At the request of John I hit the PS3 Store to pick up Nobi Nobi (aka Stretchy Stretchy) Boy, the incredibly low price came as a bit of a surprise but I also remembered that Flower had slipped past me for a couple of weeks and decided to include it in my purchase which came to less than a tenner. Not bad. I still favour the PS3 Store for its real-money prices, a few thousand “microsoft points” just feels like more than a few quid.

Anyway, I digress, what I really wanted to talk about is Flower, with everyone on the PS3 seemingly ranting about either the flavour of the month version of CoD, Killzone or Resistance it might seem that Flower is somewhat misplaced. But there are plenty of us who there who thoroughly enjoy these “different” games and have more of a laugh in Katamari than any generic shooter.

Flower, at first, looks like an incredibly simple and somewhat stupid game. It adopts the impossible-to-fail gameplay mechanic of a truly casual, dare I say artistic, title which is something I’ve always welcomed. This mechanic, combined with incredibly simple controls, stunning music and stunning visuals caused Flower to literally entrance me within mere minutes of playing the game. Alas, it also entranced my partner who is playing as I pen this article.

With no direction and only a basic premise of the concept of the game garnered from preview articles, I was quickly enlightened to my goal. Flying from flower to flower was the obvious part and in doing this the single petal with which I started gradually built up into a whirling snake-like torrent of petals lifted from every flower I successfully breezed past.

Ares of the land are clearly less lush than others, appearing as brown patches in the first level. Flying to these and opening the flowers within them spawns more flowers which you must then open, once everything is open the area turns a vibrant green and, in later levels, a variety of colours that add a little extra to the visual experience. Many levels are dark and brooding, yet still beautiful, before you get to work. As you open flowers and change areas they become a stunning, vibrant blend of colours until the last area is changed and the level is complete.

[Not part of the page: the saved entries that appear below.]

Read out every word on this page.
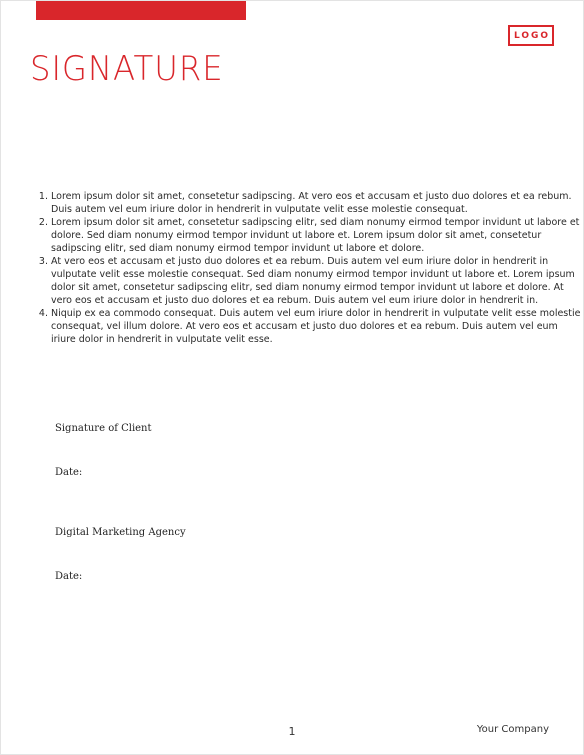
LOGO
SIGNATURE
1. Lorem ipsum dolor sit amet, consetetur sadipscing. At vero eos et accusam et justo duo dolores et ea rebum. Duis autem vel eum iriure dolor in hendrerit in vulputate velit esse molestie consequat.
2. Lorem ipsum dolor sit amet, consetetur sadipscing elitr, sed diam nonumy eirmod tempor invidunt ut labore et dolore. Sed diam nonumy eirmod tempor invidunt ut labore et. Lorem ipsum dolor sit amet, consetetur sadipscing elitr, sed diam nonumy eirmod tempor invidunt ut labore et dolore.
3. At vero eos et accusam et justo duo dolores et ea rebum. Duis autem vel eum iriure dolor in hendrerit in vulputate velit esse molestie consequat. Sed diam nonumy eirmod tempor invidunt ut labore et. Lorem ipsum dolor sit amet, consetetur sadipscing elitr, sed diam nonumy eirmod tempor invidunt ut labore et dolore. At vero eos et accusam et justo duo dolores et ea rebum. Duis autem vel eum iriure dolor in hendrerit in.
4. Niquip ex ea commodo consequat. Duis autem vel eum iriure dolor in hendrerit in vulputate velit esse molestie consequat, vel illum dolore. At vero eos et accusam et justo duo dolores et ea rebum. Duis autem vel eum iriure dolor in hendrerit in vulputate velit esse.

Signature of Client

Date:

Digital Marketing Agency

Date:

1	Your Company
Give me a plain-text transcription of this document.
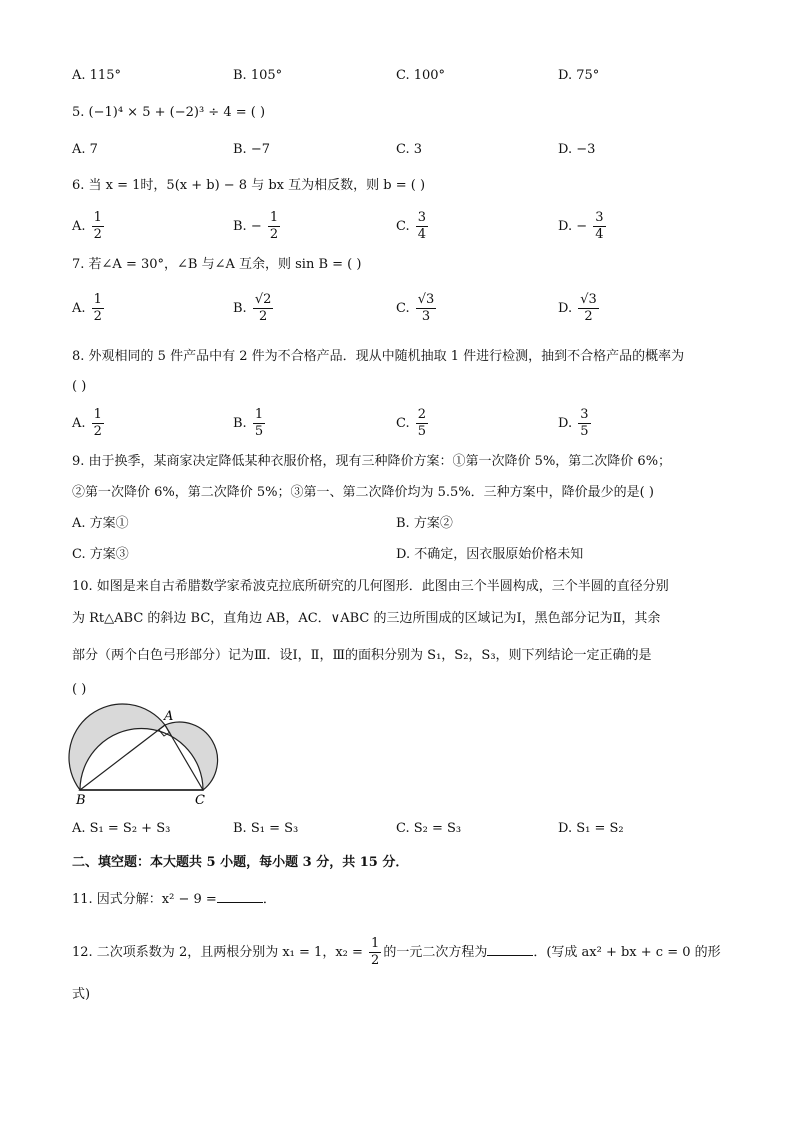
A. 115°	B. 105°	C. 100°	D. 75°
5. (−1)⁴ × 5 + (−2)³ ÷ 4 = ( )
A. 7	B. −7	C. 3	D. −3
6. 当 x = 1时，5(x + b) − 8 与 bx 互为相反数，则 b = ( )
A. $\frac{1}{2}$	B. − $\frac{1}{2}$	C. $\frac{3}{4}$	D. − $\frac{3}{4}$
7. 若∠A = 30°，∠B 与∠A 互余，则 sin B = ( )
A. $\frac{1}{2}$	B. $\frac{√2}{2}$	C. $\frac{√3}{3}$	D. $\frac{√3}{2}$
8. 外观相同的 5 件产品中有 2 件为不合格产品．现从中随机抽取 1 件进行检测，抽到不合格产品的概率为
( )
A. $\frac{1}{2}$	B. $\frac{1}{5}$	C. $\frac{2}{5}$	D. $\frac{3}{5}$
9. 由于换季，某商家决定降低某种衣服价格，现有三种降价方案：①第一次降价 5%，第二次降价 6%；
②第一次降价 6%，第二次降价 5%；③第一、第二次降价均为 5.5%．三种方案中，降价最少的是( )
A. 方案①	B. 方案②
C. 方案③	D. 不确定，因衣服原始价格未知
10. 如图是来自古希腊数学家希波克拉底所研究的几何图形．此图由三个半圆构成，三个半圆的直径分别
为 Rt△ABC 的斜边 BC，直角边 AB，AC．∨ABC 的三边所围成的区域记为Ⅰ，黑色部分记为Ⅱ，其余
部分（两个白色弓形部分）记为Ⅲ．设Ⅰ，Ⅱ，Ⅲ的面积分别为 S₁，S₂，S₃，则下列结论一定正确的是
( )
A
B	C
A. S₁ = S₂ + S₃	B. S₁ = S₃	C. S₂ = S₃	D. S₁ = S₂
二、填空题：本大题共 5 小题，每小题 3 分，共 15 分．
11. 因式分解：x² − 9 =	．
12. 二次项系数为 2，且两根分别为 x₁ = 1，$x_2 = \frac{1}{2}$ 的一元二次方程为	．(写成 ax² + bx + c = 0 的形
式)
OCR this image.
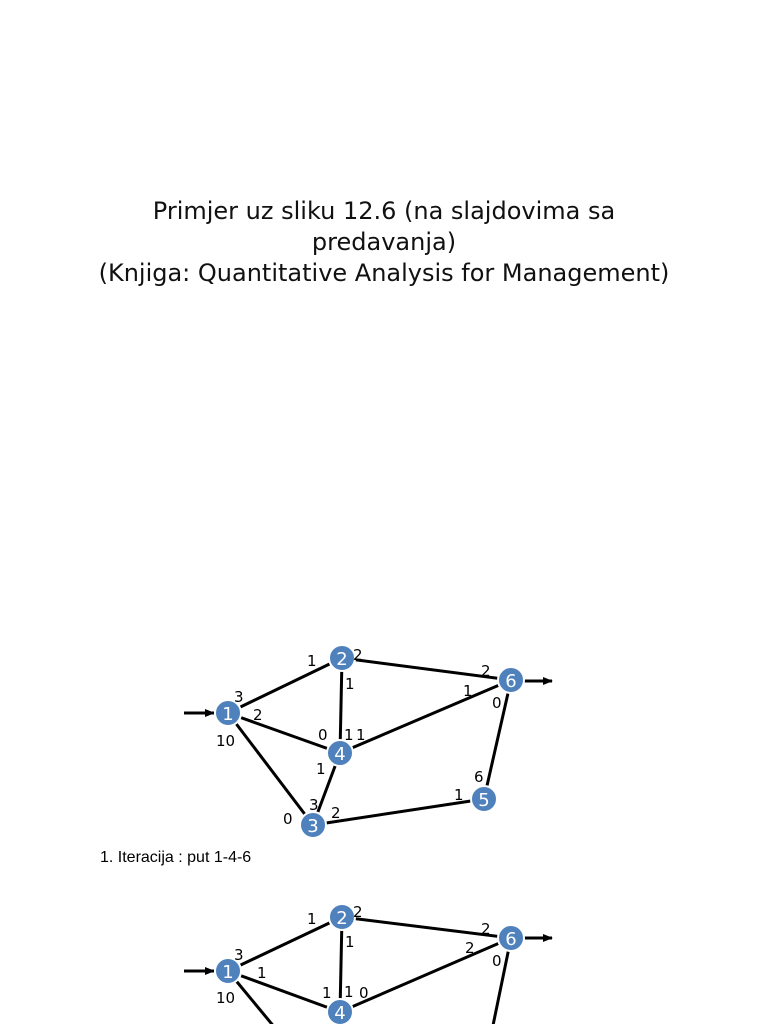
Primjer uz sliku 12.6 (na slajdovima sa
predavanja)
(Knjiga: Quantitative Analysis for Management)
1
2
3
4
5
6
3
1 2
2
1
2
10	0 1 1
1
0
1	6
1
3 2
0
1. Iteracija : put 1-4-6
1
2
4
6
3
1 2
2
1	2
0
1
10	1 1 0
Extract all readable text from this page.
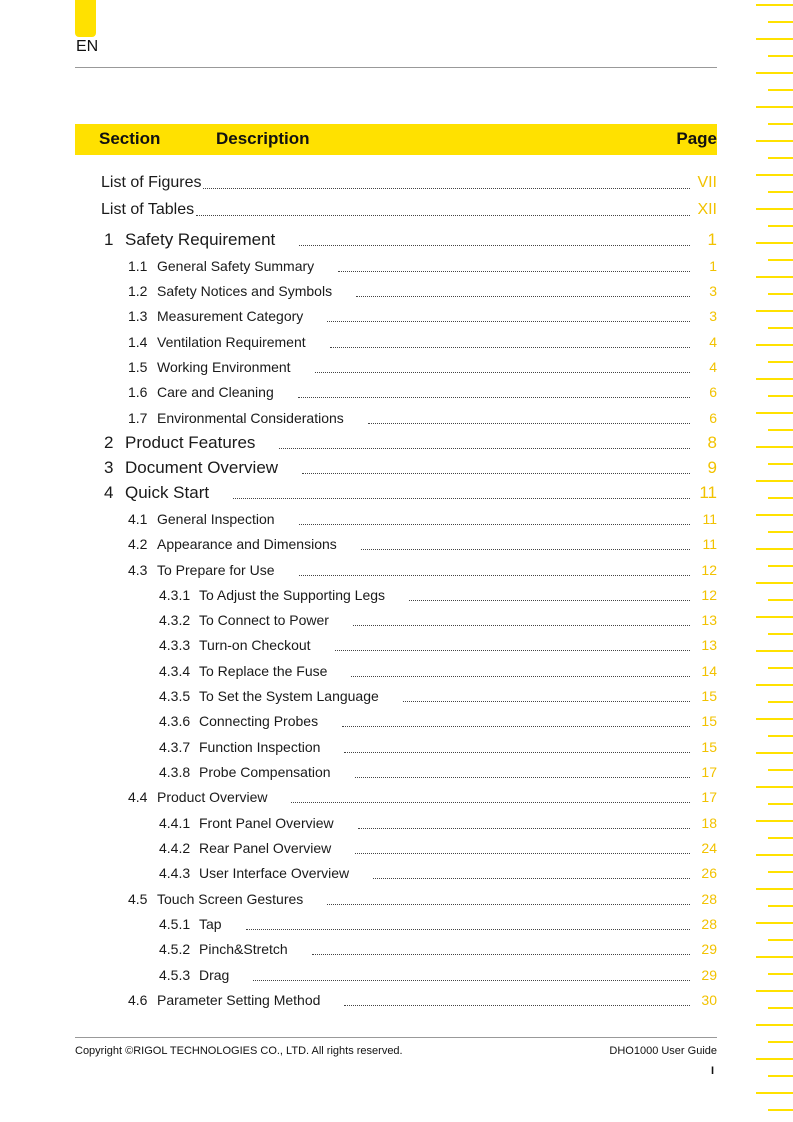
EN
Section	Description	Page
List of Figures	VII
List of Tables	XII
1 Safety Requirement	1
1.1 General Safety Summary	1
1.2 Safety Notices and Symbols	3
1.3 Measurement Category	3
1.4 Ventilation Requirement	4
1.5 Working Environment	4
1.6 Care and Cleaning	6
1.7 Environmental Considerations	6
2 Product Features	8
3 Document Overview	9
4 Quick Start	11
4.1 General Inspection	11
4.2 Appearance and Dimensions	11
4.3 To Prepare for Use	12
4.3.1 To Adjust the Supporting Legs	12
4.3.2 To Connect to Power	13
4.3.3 Turn-on Checkout	13
4.3.4 To Replace the Fuse	14
4.3.5 To Set the System Language	15
4.3.6 Connecting Probes	15
4.3.7 Function Inspection	15
4.3.8 Probe Compensation	17
4.4 Product Overview	17
4.4.1 Front Panel Overview	18
4.4.2 Rear Panel Overview	24
4.4.3 User Interface Overview	26
4.5 Touch Screen Gestures	28
4.5.1 Tap	28
4.5.2 Pinch&Stretch	29
4.5.3 Drag	29
4.6 Parameter Setting Method	30
Copyright ©RIGOL TECHNOLOGIES CO., LTD. All rights reserved.	DHO1000 User Guide
I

You progress through a level in stages, which you unlock by restoring the vibrance to areas. A little variety is added with rock formations that change and move as you restore areas, sometimes opening like giant doors, and the game changes quite dramatically, culminating its dark brooding trend in sheer dissonance and despair from which you must restore the land, as you progress through the handful of levels.

It’s a truly different game, and well worth a look. One can only hope it receives some sort of additional content in the future because, thus far, I haven’t been compelled to replay it.